Many partners I’ve worked with struggle with the idea that forgiving infidelity does not mean the behavior is acceptable. Some equate it to raising children: if there are no consequences to deter behavior, then the behavior is excused. Partners who have been betrayed may feel by forgiving, they are offering the partner who was unfaithful a “get out of jail free” card.
After infidelity, most couples struggle to find a way to ease the pain, and forgiveness may seem like a less-painful way out. Unfortunately, when a partner who has been betrayed is rushed to forgive, increased pain and distance is often the result.
But both partners need to work to find a way to separate the pain of the breach from the freedom of forgiveness. The reality is, forgiveness is for the forgiver. It can help to think of forgiveness as taking the weight of your own hurt and pain and tossing it into the ocean. By forgiving, you are saying “I do not want to carry this burden of pain any longer.” A person can still experience hurt as a result of a behavior but choose to forgive—because they want to begin to heal.
3. Now I have to want to restore the relationship.
A partner who has been unfaithful may believe once they are forgiven, the relationship will return to the way it was or be automatically repaired. But this may not be the case. Even when a person is able to forgive, they may still not be ready to repair the relationship, at that time or at any time.
Restoration is not always the goal of infidelity recovery, and infidelity recovery does not have to involve both partners. Sometimes one or both partners may choose to heal alone. Forgiving a partner who was unfaithful may, to some, mean moving on from the relationship. Some partners who were unfaithful may similarly choose to move on from the relationship.
I teach the people I work with that there are levels to recovery.
- The first level, forgiveness, involves releasing the self from the pain of this action. People may struggle to heal when they are consumed by pain.
- The next level is reconciliation. This level is different for everyone. Many couples may find this to be the most comfortable goal of counseling, as they want to build something new together out of the rubble of their old relationship. Realizing the old relationship was broken, they choose to work to create a new one that incorporates their prior experience. This can be a cautious approach, as the partner who experienced betrayal may continue to scan the relationship for any signs of danger well into the healing process.
- The highest level of forgiveness is restoration. This is a level many couples aspire to, as it generally indicates the relationship is restored to its previous standing.

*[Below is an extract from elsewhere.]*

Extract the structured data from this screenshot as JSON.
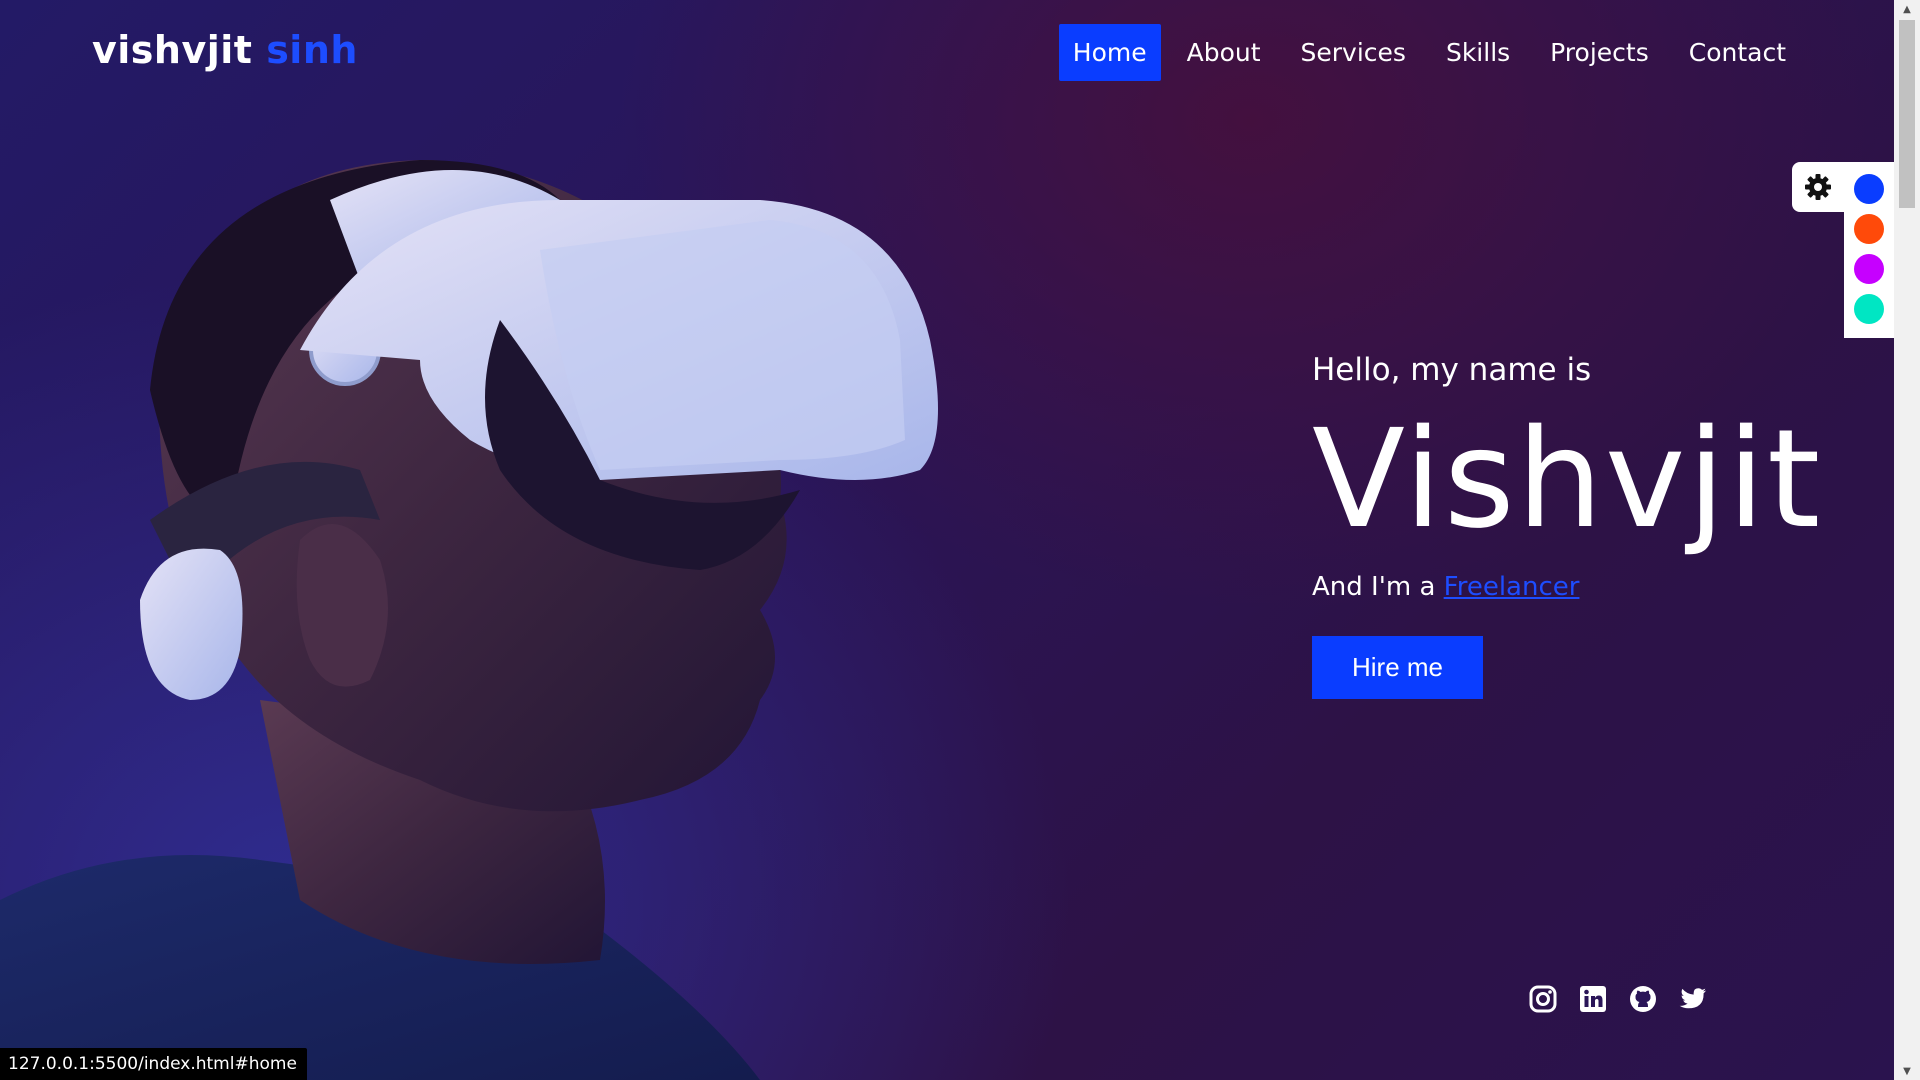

In most cases the first level is sufficient for individuals who choose to recover on their own. Reconciliation is necessary to rebuild trust, but it is important to remember forgiveness does not automatically mean reconciliation will follow.
4. Now I must be ready to trust completely.
I’ve heard partners who have been unfaithful say, “If you forgive me, then you have to trust me.” I work diligently to teach them forgiveness and trust are two separate events. Forgiveness can mean a partner wants to trust again at some point, but it may not yet be possible. Forgiveness helps the person forgiving find release from pain, while trust can allow the person who was forgiven to find release from guilt. The act of rebuilding trust also requires the participation of both partners.
After infidelity, most couples struggle to find a way to ease the pain, and forgiveness may seem like a less-painful way out. Unfortunately, when a partner who has been betrayed is rushed to forgive, increased pain and distance is often the result. While in some cases, forgiveness may not be possible, in other cases being unable to forgive may prolong pain.
Finding the place where forgiveness is beneficial can be a delicate process, and patience, with both the self and with one’s partner, is more likely to aid recovery than forcing the process. No recovery has a timeline or a shortcut. Recovering is hard work, whether partners choose to end a relationship or attempt to rebuild it. In either case, recovering from infidelity can present an opportunity for both partners to find strength and grow, and couples counseling can be a helpful step in this process.